Let's think positively...dammit, it's so hard with this.  My son is hurting and I cannot do anything about it.  Positive, positive, positive...I can teach my son (and my other children for that matter) that this is what how feels when we bully others.  I can teach them to stand up for the other child getting picked on.  I can use this opportunity to reinforce my son's good behavior as he didn't fight back.  I can show him that I am also as emotional as he and that's not a bad thing.  I can show him my love (any excuse to do that is fine by me).

One more positive, I can ask you all to teach your kids too.

With all this being said, I ask you to please join this movement: Be More Heroic.  And view this video made by them using Foster the People's "Pumped Up Kicks".  It's poignant!  It's amazing what one person can do.






Wednesday, November 2, 2011

Thankful for the Little Things

Every November, Facebook turns into one big lovefest.  It's the "in thing" to post each day with something you are thankful for.  Last year, I wrote a letter each day to those I wanted to show appreciation to and posted them as notes on Facebook for all to read.  I got really mushy gushy, sentimental, and intimate, more often than not making myself cry as I was writing them.  I think I quit after like the 15th letter though because I couldn't think of anyone else to include.

Yesterday, November 1st, I saw the "thankful statuses" begin.  First, I was like, "Why are they doing this already?!"  Then I realized what the date was.  I think I was still stuck in my Halloween candy hangover.  Then I got annoyed.  I swear I see the same things over and over again..."Today I am thankful for my family"...."Today I am thankful for my job"....  Yes yes, these are all valid things to be thankful for, but I'm bored.  Have yah'll noticed how easily I get bored?
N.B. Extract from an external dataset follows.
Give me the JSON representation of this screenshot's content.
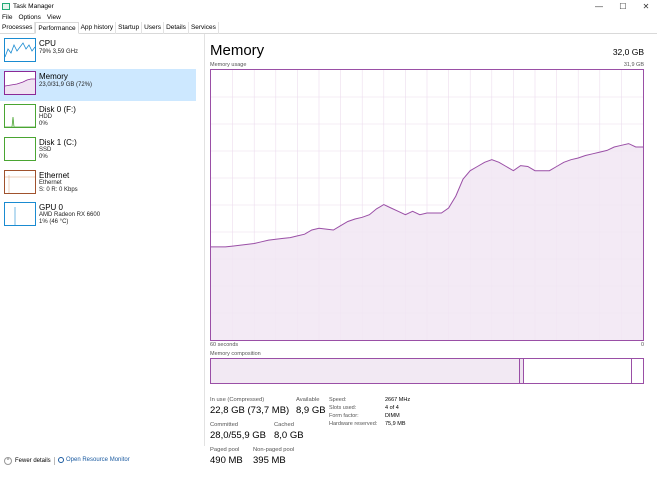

I kind of jokingly put up this status so I could join in and be one of the cool people:
I'm thankful that Luke's mom made him get a new pillow today. *shutter* *gag* Throwing that old one away! ;)

I was just being a smart ass, but it got me thinkin'.  We should be thankful for little things too, right?  When I'm having a shitty day and I think, "EVERYTHING today has gone wrong," I rewind and take a moment to think of some things that went right.  Sometimes its the smallest of things, "I had a 5 minute shower before my kids came screeching into the bathroom"..."I got a handful of M&M's today"...."I didn't get any bills in the mail"..."A line on Phineas and Ferb made me laugh"....  These little things bring me out of that mood where I think everything went wrong so then everything from that point on is met with contention and therefore does, in fact, go wrong.  The little things are important!

So although I am thankful for my kids, my husband, my parents, my in-laws, my friends, my ability to eat and be sheltered, etc, I'm also thankful for the little things like:

  • yarn
  • jammies and slippers
  • Nutella (thanks to Carrie for bringing that up this morning)
  • cartoons
  • Pandora Radio
  • the wooden swing in our backyard
  • sharpie markers
  • the smell of campfires
  • Halloween costumes for my dogs
  • super hot bubbly baths
  • new undies
  • Geico commercials
  • postcards from Sally and Sophia
  • really strong magnets on my fridge
  • Spider Solitaire
  • sweet tea
  • surprise pictures of my bestie's Caden with the message, "Happy Wednesday"
  • sneeze farts (What?! They just make me laugh!)
  • Ernie's tail
  • pretty painted toenails
  • my big fuzzy brown blanket
  • Jason Mraz, John Mayer, and Michael Buble
  • the fact that FB has a pirate language setting
  • flip flops
Go on, go make a list of your own!  It will make you smile and appreciate everyday stuff on a day that you thought was all wrong.